Texas Court Finds Private Right of Action for Do Not Call Violation

TCPA Connect

A federal court in Texas allowed a plaintiff to bring a claim for a defendant’s failure to maintain a do not call list, joining a growing number of jurisdictions to recognize a private right of action for such a claim under the Telephone Consumer Protection Act (TCPA).

Shannon Powers sued One Technologies, a web-based business that provides consumers with credit scores, credit education analysis tools, and identity protection and mitigation products, for violating the TCPA.

She—along with two other named plaintiffs—alleged that the company ran afoul of the statute by not having or maintaining a procedure for maintaining an internal do not call list as required by 47 C.F.R. § 64.1200(d).

One Technologies moved to dismiss, arguing that § 64.1200(d) was promulgated under § 227(d) of the TCPA, which provides no private right of action.

U.S. District Court Judge Brantley Starr denied the motion, pointing out that several courts have disagreed, including the Third, Sixth and Eleventh U.S. Circuit Courts of Appeal, as well as district courts within the Fifth Circuit.

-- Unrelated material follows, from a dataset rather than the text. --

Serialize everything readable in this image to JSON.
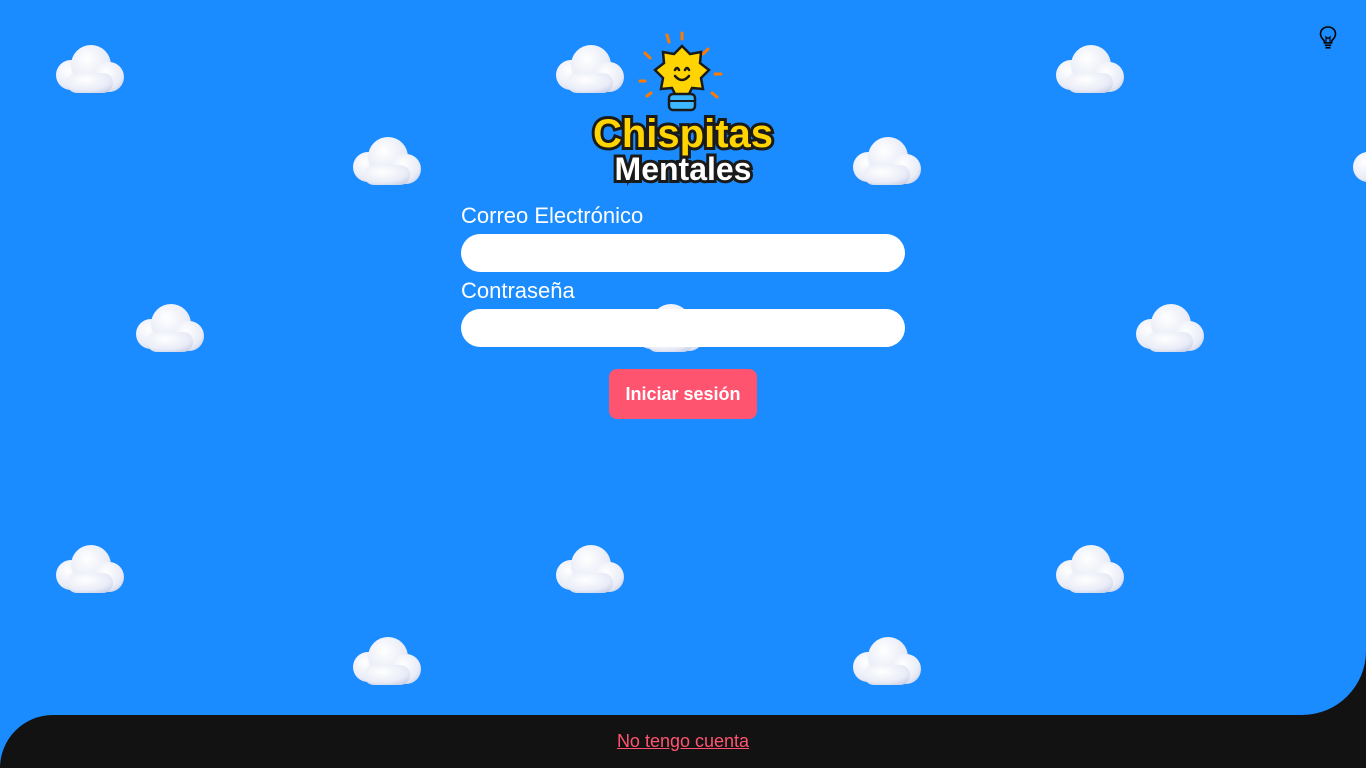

According to those courts, § 64.1200(d) was promulgated to protect privacy rights under 47 U.S.C. § 227(c), and thus § 227(c)’s private right of action reached violations of § 64.1200(d).

“As a sister court has explained, the purpose of § 64.1200(d)’s do-not-call-list requirement and the procedure to maintain the list are to ‘further the goal of protecting subscribers from unwanted telemarketing calls and thus align with the purpose of § 227(c),’” the court said.

The court followed this reasoning and held that the private right of action contained in § 227(c) reaches violations of § 64.1200(d).

However, the court granted One Technologies’ motion to dismiss based on its alternative argument: that even if § 64.1200(d) provided a private right of action, One Technologies did not initiate the text messages received by the plaintiffs, who failed to make sufficient allegations of vicarious liability.

“Here, the plaintiffs have conclusorily asserted that the agents of One Technologies are liable, but have not even identified the agents or much less pled an agent-principal relationship,” the court wrote. “Federal courts routinely dismiss claims that rely upon vicarious liability at the pleading stage when insufficient facts have been alleged to establish control. Because the plaintiffs have insufficiently pled vicarious liability, the court will grant the motion to dismiss.”

The court did dismiss the claim without prejudice, giving the plaintiffs the chance to file an amended complaint.

To read the memorandum opinion and order in Powers v. One Technologies, LLC click here.

Why it matters: The Texas court joined a number of jurisdictions—including the Third, Sixth and Eleventh Circuits, as well as federal courts in North Carolina and Texas—to hold that a private right of action is available for violations of § 64.1200(d).